By Seth Lipsky
July 27, 2015
IDEAS
Lipsky is the editor of the New York Sun.

The White House is denying that its decision to accede to the parole of Jonathan Pollard is animated by its hopes to assuage Israel in the face of the Iran appeasement, as the Wall Street Journal reported last week. My instinct is with the Journal, but, in any event, the thing to remember about Pollard is that he should never have been given a life sentence in the first place.

It’s not that Pollard’s breach of our Espionage Act wasn’t serious. It certainly was. But the charge to which he pled guilty comprised a single count of passing classified secrets to a friendly nation. In exchange for his plea, which saved the government the risk of losing in court or being forced to drop its case rather than disclose the secrets, the government made promises it failed to keep.

This came to a head in the early 1990s. Pollard was arrested in 1985. He pled guilty in 1986. He drew life in 1987. He sought to withdraw his plea in 1990. And the Appeals Court judges who ride circuit in the District of Columbia disposed of his claims in 1992. It was an incredibly distinguished panel, including Laurence Silberman, Ruth Bader Ginsburg, and Stephen Fain Williams.

Yet two of the three judges took what can only be described as a powder, casting Pollard into prison for what the law calls life (30 years) on the grounds that he didn’t appeal the life sentence in a timely manner. The memorable opinion in the case was the dissent of Judge Williams, who concluded that the government that put Pollard away had broken the promises it had made in return for his plea.

The promises were that it would bring to the court’s attention the value of Pollard’s cooperation, refrain from seeking a life sentence, and limit its allocution — its statements — regarding “the facts and circumstances” of Pollard’s crimes. Williams concluded that the government “complied in spirit with none of its promises” and, in respect of the third promise, “it complied in neither letter nor spirit.”

One of the points Williams marked was the government’s suggestion that Pollard had committed treason. That came in a memo to the court from the defense secretary at the time, Caspar Weinberger, who asked the Court to mete out a punishment reflecting the “magnitude of the treason committed.” Yet Weinberg and the Court knew that whatever Pollard did was not treason.

That’s because the Constitution prohibits Congress from defining treason as anything other than levying war against the U.S. or adhering to its enemies, giving them aid and comfort. Treason, Williams noted, carries the death penalty. It can be committed only with an enemy. The espionage statute to which Pollard pled encompassed aid to friendly nations and carried a maximum of life.

What Pollard did was bad enough; I have no desire to sugarcoat it. But the constitutional fact of the matter is that it stopped well short of treason. The government poisoned the very proceeding in which it had promised not to seek a life term. So Pollard went away for a longer stretch than America has ever given anyone for a similar crime. No one need feel shy about calling it an injustice.
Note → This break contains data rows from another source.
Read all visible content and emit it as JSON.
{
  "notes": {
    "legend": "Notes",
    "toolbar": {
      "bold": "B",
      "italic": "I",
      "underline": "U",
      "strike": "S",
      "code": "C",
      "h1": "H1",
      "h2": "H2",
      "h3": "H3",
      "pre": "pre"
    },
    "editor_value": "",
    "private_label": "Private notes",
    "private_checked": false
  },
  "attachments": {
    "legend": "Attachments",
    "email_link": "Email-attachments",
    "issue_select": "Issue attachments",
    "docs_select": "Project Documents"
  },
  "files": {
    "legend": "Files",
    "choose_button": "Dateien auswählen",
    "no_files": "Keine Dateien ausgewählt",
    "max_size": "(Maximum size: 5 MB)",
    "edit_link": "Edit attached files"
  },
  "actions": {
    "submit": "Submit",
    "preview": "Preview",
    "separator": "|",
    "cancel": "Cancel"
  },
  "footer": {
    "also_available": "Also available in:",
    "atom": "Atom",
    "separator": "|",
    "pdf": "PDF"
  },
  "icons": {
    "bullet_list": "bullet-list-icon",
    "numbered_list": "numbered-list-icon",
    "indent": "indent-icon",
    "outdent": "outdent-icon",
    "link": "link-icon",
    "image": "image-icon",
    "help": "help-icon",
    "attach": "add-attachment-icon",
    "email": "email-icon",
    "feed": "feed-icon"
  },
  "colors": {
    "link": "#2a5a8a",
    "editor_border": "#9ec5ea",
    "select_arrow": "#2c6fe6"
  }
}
Williams himself likened the government to the witches in Shakespeare’s Macbeth. He ended his opinion by quoting the famous curse against them — “And be these juggling fiends no more believ’d, / That palter with us in a double sense; / That keep the word of promise to our ear, / And break it to our hope.” In all my years covering the courts, I don’t think I’ve read an opinion quite like it.

How ironic it is that Pollard, who went away before the rise of the World Wide Web, will emerge from prison — if he does emerge — into the age of Wikileaks. Today our university campuses are lionizing those who have disclosed our secrets in a protest against what they see as abuses by the government. They fear the very government from which Pollard purloined his packets.

So what are all those who rode the high horse against Pollard going to do when Edward Snowden and Julian Assange are put in the dock? Pollard passed his secrets to an American friend. Assange ran a Web site that made our secrets available not only to friends but to enemies. Snowden did something similar, passing secrets to the press. They claim to be acting on high-minded principles. So did Jonathan Pollard.